Hub proteins localized in the nucleus, cytoplasm and cell membrane.
| protein | Uniprot | HPRD | PPI | keyword | length | %ID | LID | TM | domains | function | process | step | IDEAL |
|---|---|---|---|---|---|---|---|---|---|---|---|---|---|
| Tyrosine-protein kinase Fyn | P06241 | 655 | 154 | P/Nb | 537 | 16 | 86 | 0 | 3 | PK | sphingolopid | 1 | |
| RAC-α serine/threonine-protein kinase (Akt1) | P31749 | 1261 | 117 | P/Ac/U/Nb | 480 | 0 | 3 | 0 | 3 | PK | HIF-1 | 2 | IID00412 |
| Glycogen synthase kinase-3 β | P49841 | 5418 | 73 | P/Nb | 420 | 16 | 35 | 0 | 1 | PK | Wnt | 2 | IID00052 |
| Protein NDRG1 | Q92597 | 5586 | 61 | P/Ac | 394 | 21 | 83 | 0 | 1 | RP | stress | ||
| Tyrosine-protein kinase BTK | Q06187 | 2248 | 56 | P/Ac/T/Nb | 659 | 6 | 40 | 0 | 5 | PK | NF-κΒ | 2 | |
| Guanine nucleotide-binding protein G(i) subunit α -1 | P63096 | 756 | 50 | 354 | 3 | 7 | 0 | 1 | MD | cGMP | 1 | ||
| Receptor tyrosine-protein kinase erbΒ-2 | P04626 | 1281 | 46 | P/T/Av | 1255 | 28 | 262 | 46 | 3 | R-PK | ErbΒ | 0 | IID00293 |
| Protein kinase C ε type | Q02156 | 1500 | 45 | P/Nb | 737 | 4 | 31 | 0 | 4 | PK | sphingolopid | 3 | IID00066 |
| Peripheral plasma membrane protein CASK | O14936 | 2164 | 37 | P/Nb | 926 | 14 | 43 | 0 | 5 | SC | adhension | ||
| Catenin δ-1 | O60716 | 3026 | 22 | P/Ac/T | 968 | 48 | 357 | 0 | 1 | RB | Wnt | 1 |
Abbreviations: Uniprot, Uniprot accession; HPRD, HPRD ID; PPI, number of PPIs; in the keyword column, P, phosphoprotein; Ac, acetylation; U, Ubl conjugation; T, transcription; Nb, nucleotide-binding; %ID, percentage of IDR; LID, length of the longest IDR; TM, length of the predicted trans-membrane regions; domains, number of domains; in the function column, PK, protein kinase; RP, response protein; MD, Modulator in signaling pathways; R-PK, receptor type protein kinase; SC, scaffold protein; RB, receptor binding; in the process section, sphingolipid, sphingolipid signaling pathway; HIF-1, HIF-1 signaling pathway; Wnt, Wnt signaling pathway; stress, stress response; NF-κΒ, NF-κΒ signaling pathway; cGMP, cGMP-PKG signaling pathway; ErbΒ, ErbΒ signaling pathway; adhesion, cell adhesion; step, number of steps from the cell membrane in KEGG pathway maps; IDEAL, IDEAL identifier.

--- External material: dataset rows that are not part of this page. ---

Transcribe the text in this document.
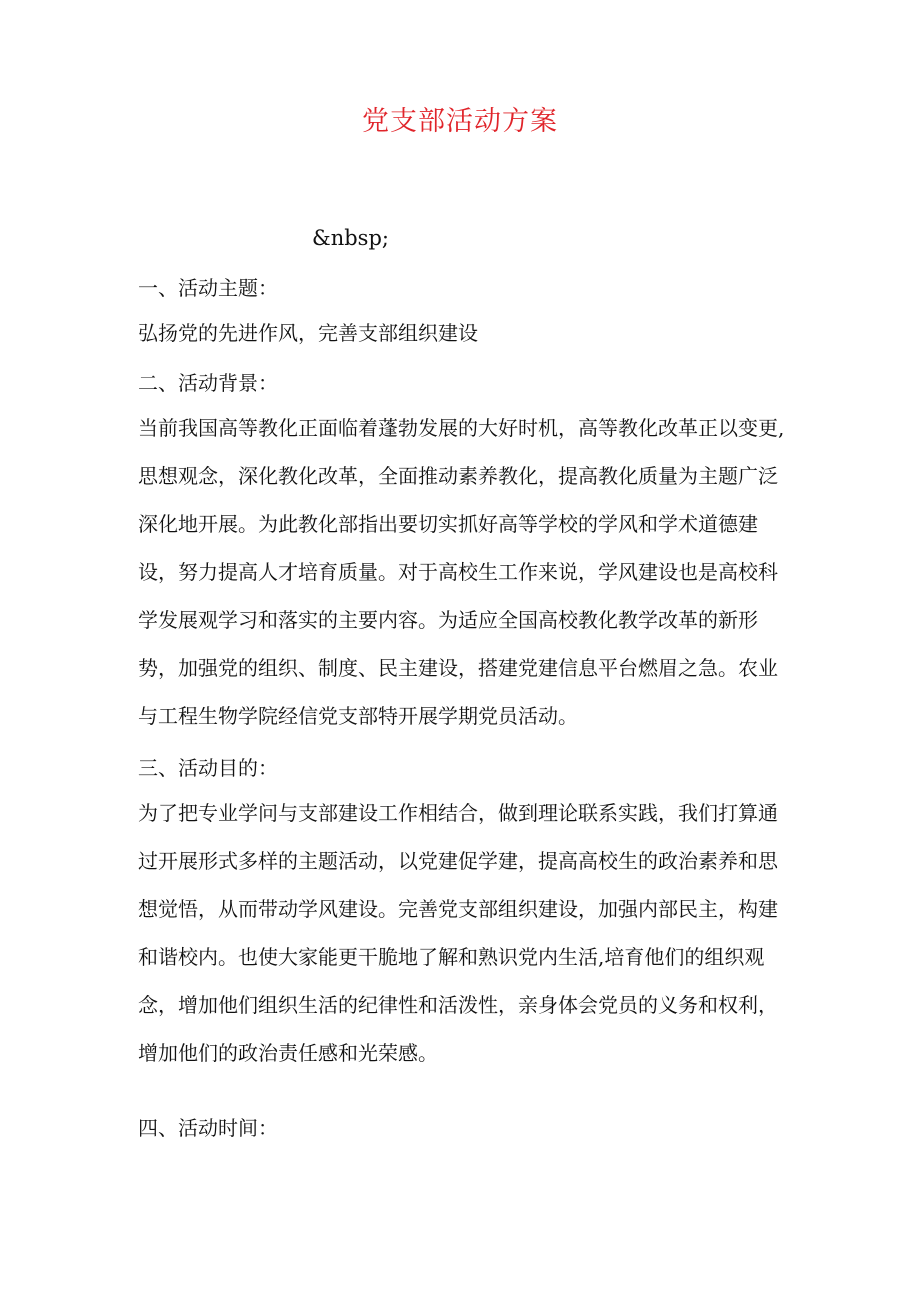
党支部活动方案
&nbsp;

一、活动主题：

弘扬党的先进作风，完善支部组织建设

二、活动背景：

当前我国高等教化正面临着蓬勃发展的大好时机，高等教化改革正以变更,思想观念，深化教化改革，全面推动素养教化，提高教化质量为主题广泛深化地开展。为此教化部指出要切实抓好高等学校的学风和学术道德建设，努力提高人才培育质量。对于高校生工作来说，学风建设也是高校科学发展观学习和落实的主要内容。为适应全国高校教化教学改革的新形势，加强党的组织、制度、民主建设，搭建党建信息平台燃眉之急。农业与工程生物学院经信党支部特开展学期党员活动。

三、活动目的：

为了把专业学问与支部建设工作相结合，做到理论联系实践，我们打算通过开展形式多样的主题活动，以党建促学建，提高高校生的政治素养和思想觉悟，从而带动学风建设。完善党支部组织建设，加强内部民主，构建和谐校内。也使大家能更干脆地了解和熟识党内生活,培育他们的组织观念，增加他们组织生活的纪律性和活泼性，亲身体会党员的义务和权利，增加他们的政治责任感和光荣感。

四、活动时间：
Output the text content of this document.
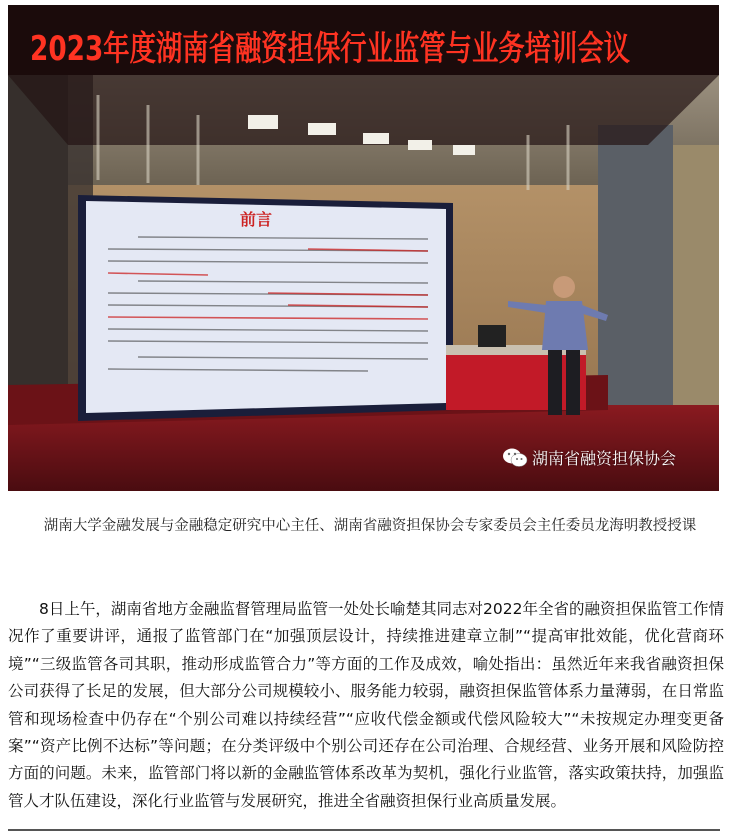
2023年度湖南省融资担保行业监管与业务培训会议
前言
湖南省融资担保协会
湖南大学金融发展与金融稳定研究中心主任、湖南省融资担保协会专家委员会主任委员龙海明教授授课

8日上午，湖南省地方金融监督管理局监管一处处长喻楚其同志对2022年全省的融资担保监管工作情况作了重要讲评，通报了监管部门在“加强顶层设计，持续推进建章立制”“提高审批效能，优化营商环境”“三级监管各司其职，推动形成监管合力”等方面的工作及成效，喻处指出：虽然近年来我省融资担保公司获得了长足的发展，但大部分公司规模较小、服务能力较弱，融资担保监管体系力量薄弱，在日常监管和现场检查中仍存在“个别公司难以持续经营”“应收代偿金额或代偿风险较大”“未按规定办理变更备案”“资产比例不达标”等问题；在分类评级中个别公司还存在公司治理、合规经营、业务开展和风险防控方面的问题。未来，监管部门将以新的金融监管体系改革为契机，强化行业监管，落实政策扶持，加强监管人才队伍建设，深化行业监管与发展研究，推进全省融资担保行业高质量发展。
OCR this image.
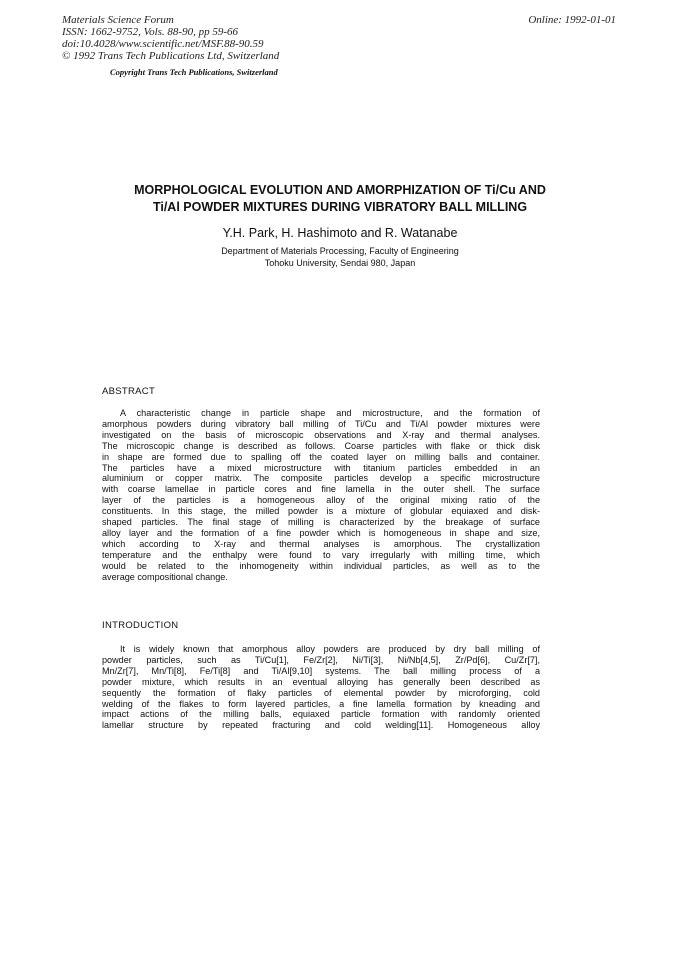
Materials Science Forum
ISSN: 1662-9752, Vols. 88-90, pp 59-66
doi:10.4028/www.scientific.net/MSF.88-90.59
© 1992 Trans Tech Publications Ltd, Switzerland
Online: 1992-01-01
Copyright Trans Tech Publications, Switzerland
MORPHOLOGICAL EVOLUTION AND AMORPHIZATION OF Ti/Cu AND
Ti/Al POWDER MIXTURES DURING VIBRATORY BALL MILLING
Y.H. Park, H. Hashimoto and R. Watanabe
Department of Materials Processing, Faculty of Engineering
Tohoku University, Sendai 980, Japan
ABSTRACT
A characteristic change in particle shape and microstructure, and the formation of
amorphous powders during vibratory ball milling of Ti/Cu and Ti/Al powder mixtures were
investigated on the basis of microscopic observations and X-ray and thermal analyses.
The microscopic change is described as follows. Coarse particles with flake or thick disk
in shape are formed due to spalling off the coated layer on milling balls and container.
The particles have a mixed microstructure with titanium particles embedded in an
aluminium or copper matrix. The composite particles develop a specific microstructure
with coarse lamellae in particle cores and fine lamella in the outer shell. The surface
layer of the particles is a homogeneous alloy of the original mixing ratio of the
constituents. In this stage, the milled powder is a mixture of globular equiaxed and disk-
shaped particles. The final stage of milling is characterized by the breakage of surface
alloy layer and the formation of a fine powder which is homogeneous in shape and size,
which according to X-ray and thermal analyses is amorphous. The crystallization
temperature and the enthalpy were found to vary irregularly with milling time, which
would be related to the inhomogeneity within individual particles, as well as to the
average compositional change.
INTRODUCTION
It is widely known that amorphous alloy powders are produced by dry ball milling of
powder particles, such as Ti/Cu[1], Fe/Zr[2], Ni/Ti[3], Ni/Nb[4,5], Zr/Pd[6], Cu/Zr[7],
Mn/Zr[7], Mn/Ti[8], Fe/Ti[8] and Ti/Al[9,10] systems. The ball milling process of a
powder mixture, which results in an eventual alloying has generally been described as
sequently the formation of flaky particles of elemental powder by microforging, cold
welding of the flakes to form layered particles, a fine lamella formation by kneading and
impact actions of the milling balls, equiaxed particle formation with randomly oriented
lamellar structure by repeated fracturing and cold welding[11]. Homogeneous alloy
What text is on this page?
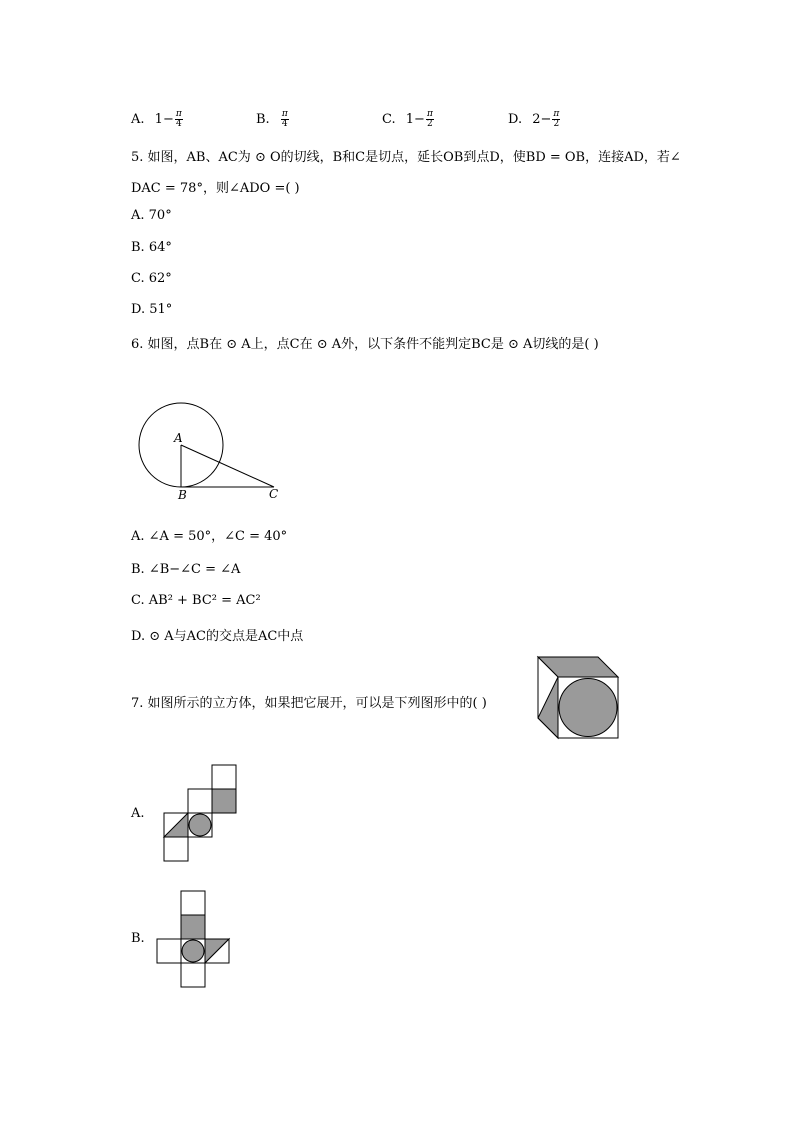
A. $1- \frac{\pi}{4}$	B. $\frac{\pi}{4}$	C. $1- \frac{\pi}{2}$	D. $2- \frac{\pi}{2}$
5. 如图，AB、AC为 ⊙ O的切线，B和C是切点，延长OB到点D，使BD = OB，连接AD，若∠
DAC = 78°，则∠ADO =( )
A. 70°
B. 64°
C. 62°
D. 51°
6. 如图，点B在 ⊙ A上，点C在 ⊙ A外，以下条件不能判定BC是 ⊙ A切线的是( )
A
B	C
A. ∠A = 50°，∠C = 40°
B. ∠B−∠C = ∠A
C. AB² + BC² = AC²
D. ⊙ A与AC的交点是AC中点
7. 如图所示的立方体，如果把它展开，可以是下列图形中的( )
A.
B.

Fig 5Venn diagrams showing the overlap of the proteins that undergo post-translational modifications multiple times (mPTM) [27], and the multiple-localized hub proteins.
The mPTM proteins were obtained from Supplementary File 2 of [27]. We regarded mPTM proteins as proteins that undergo PTM more than once (exactly speaking, the classification group symbol in the File is at least 2), and did not decompose further classifications. Proteins with PTM that were not annotated in the File were disregarded. A. Detailed classification. The small circles in NCP and CMP are the proteins with PTM* × Transcription* (TC*) and those with PTM’ + Nucleotide-binding (Nb), respectively. B. Schematic classification.